Он сидел, прихлебывая крепкий, но пустой чай, который притаранила ему (по маминому наущению, разумеется) Сонюрка-младшая.

Народ вокруг оживленно галдел, обсуждалось, кому писать жалобу, какое письмо сочинить и кому дать на подписание, где и как раздобыть иностранных корреспондентов, которые вечно торчат в Москве, а в Питер их не заманишь никакой коврижкой… Слушать их всех было довольно противно, но особенно противен был один — незнакомый, толстенький молодой старичок, лысоватый, розовый, невыносимо амбициозный и авторитетный. Он звучно, всех заглушая, распространялся насчет подбора кадров в органы — «туда идут самые тупые, самые безнадежные, самые верноподданные… чего можно ждать от таких людей? Это же — армия, казарма, в самом крайнем своем проявлении: дисциплина, подчинение, оловянная исполнительность, никакой инициативы, ни в коем случае!..» «Да, — возражали ему, — но это же — машина, какие они ни есть, но они составляют единый хорошо отлаженный механизм…» «Да не может хорошо работать машина, собранная из плохих деталей!..» Тут Станислав не выдержал.

— Ошибаетесь! — сказал он громко. Слишком громко — все сразу замолчали и уставились на него тревожно. — Ошибаетесь, — повторил он тоном ниже. — Фон Неймана почитайте. Как создать надежную машину из ненадежных элементов…

— Вы полагаете, они там… — толстячок сделал неопределенный жест… — Они там читают фон Неймана?

— Представления не имею, — сказал Станислав и поднялся. — Но я фон Неймана читаю. И никогда не стану рассчитывать на то, что противник будет делать самый дурацкий ход. Я буду исходить из того, что он сделает самый сильный…

— Но вы же не станете спорить…

— Не стану, — сказал Станислав с наслаждением. — Мне завтра вставать в шесть утра, — соврал он зачем-то. — Софья, лапушка, извини я пойду… Если понадобится что-нибудь — ты же знаешь, так?..

* * *

В кустах по-прежнему торчал белый «жигуль», и внутри там светились красные сигаретные огоньки.
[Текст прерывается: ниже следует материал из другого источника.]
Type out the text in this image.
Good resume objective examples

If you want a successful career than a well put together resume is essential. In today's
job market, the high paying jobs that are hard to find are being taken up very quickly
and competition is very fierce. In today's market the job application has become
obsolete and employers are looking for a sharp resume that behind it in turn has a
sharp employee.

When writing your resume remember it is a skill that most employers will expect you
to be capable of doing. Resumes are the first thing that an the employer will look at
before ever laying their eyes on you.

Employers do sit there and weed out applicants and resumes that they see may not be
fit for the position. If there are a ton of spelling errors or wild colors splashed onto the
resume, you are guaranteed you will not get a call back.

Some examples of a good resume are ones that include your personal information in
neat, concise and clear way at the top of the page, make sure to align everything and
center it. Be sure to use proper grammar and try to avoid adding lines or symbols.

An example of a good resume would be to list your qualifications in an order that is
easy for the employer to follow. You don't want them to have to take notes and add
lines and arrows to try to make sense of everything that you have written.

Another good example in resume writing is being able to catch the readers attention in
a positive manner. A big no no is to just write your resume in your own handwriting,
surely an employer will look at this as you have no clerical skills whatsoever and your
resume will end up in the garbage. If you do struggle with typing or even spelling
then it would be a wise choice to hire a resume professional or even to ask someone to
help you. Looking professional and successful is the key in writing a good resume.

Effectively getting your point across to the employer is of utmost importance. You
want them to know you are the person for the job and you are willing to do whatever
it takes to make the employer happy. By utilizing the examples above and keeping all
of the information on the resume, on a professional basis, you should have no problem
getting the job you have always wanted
Эти люди даже не слишком маскировались. Чего там? Все свои, и всем все ясно.

И тут слепое бешенство овладело им. Двигаясь как деревянный, он подошел к белому «жигулю», излишне сильно стукнул в окошко и сказал перехваченной глоткой: «Прикурить не дадите, люди хорошие?»

Прикурить ему дали с готовностью. За рулем сидел парнишка с роскошным коком на темени, слегка испуганный таким неожиданным нападением из темноты. А рядом прижималась к нему знакомая девчушка — дочка, кажется, Зои Иванны с третьего этажа. «Пардон», сказал им Станислав и, толком даже не прикурив, поспешно ретировался к своему «запорожу». Нервишки, думал он, ожесточенно гоняя стартер. Боимся мы, вот в чем все дело. Боимся! И вины, казалось бы, за тобой нет. И времена, казалось бы, не те, что раньше. А страх сидит в тебе как черная заноза. Как хромосомная болезнь. Как наследственный сифилис. И ничего нельзя с этим поделать… Да и не надо, может быть? Это же, если подумать, спасительный страх. Он помогает нам не делать глупостей… Вздор. Ни от чего он не помогает — полирует в тебе раба, вот и вся от него польза. Не тебе от него польза — ИМ от него польза… Он гнал машину по сырым, плохо освещенным улицам и думал, как хорошо бы сейчас было взять командировку куда-нибудь в Тьмутаракань и сгинуть там на все это смутное время.

Дома он прямо пошел к зеркальному шкафу, выдвинул нижний ящик и уселся на пол над кучей папок. Здесь скапливалось все бумажное за годы и годы: вырезки из газет (еще мама начала заполнять эти папки), черновики его статей, рассказов и расчетов, большие, плотной бумаги, конверты с фотографиями, альбомы, юбилейные дипломы какие-то (маминых давно исчезнувших подружек), перехваченные резиночкой пачки квитанций, письма ему от Лариски и его письма к ней за много лет — все навалом, никогда и никем не разобранное, в полнейшем и извечном беспорядке…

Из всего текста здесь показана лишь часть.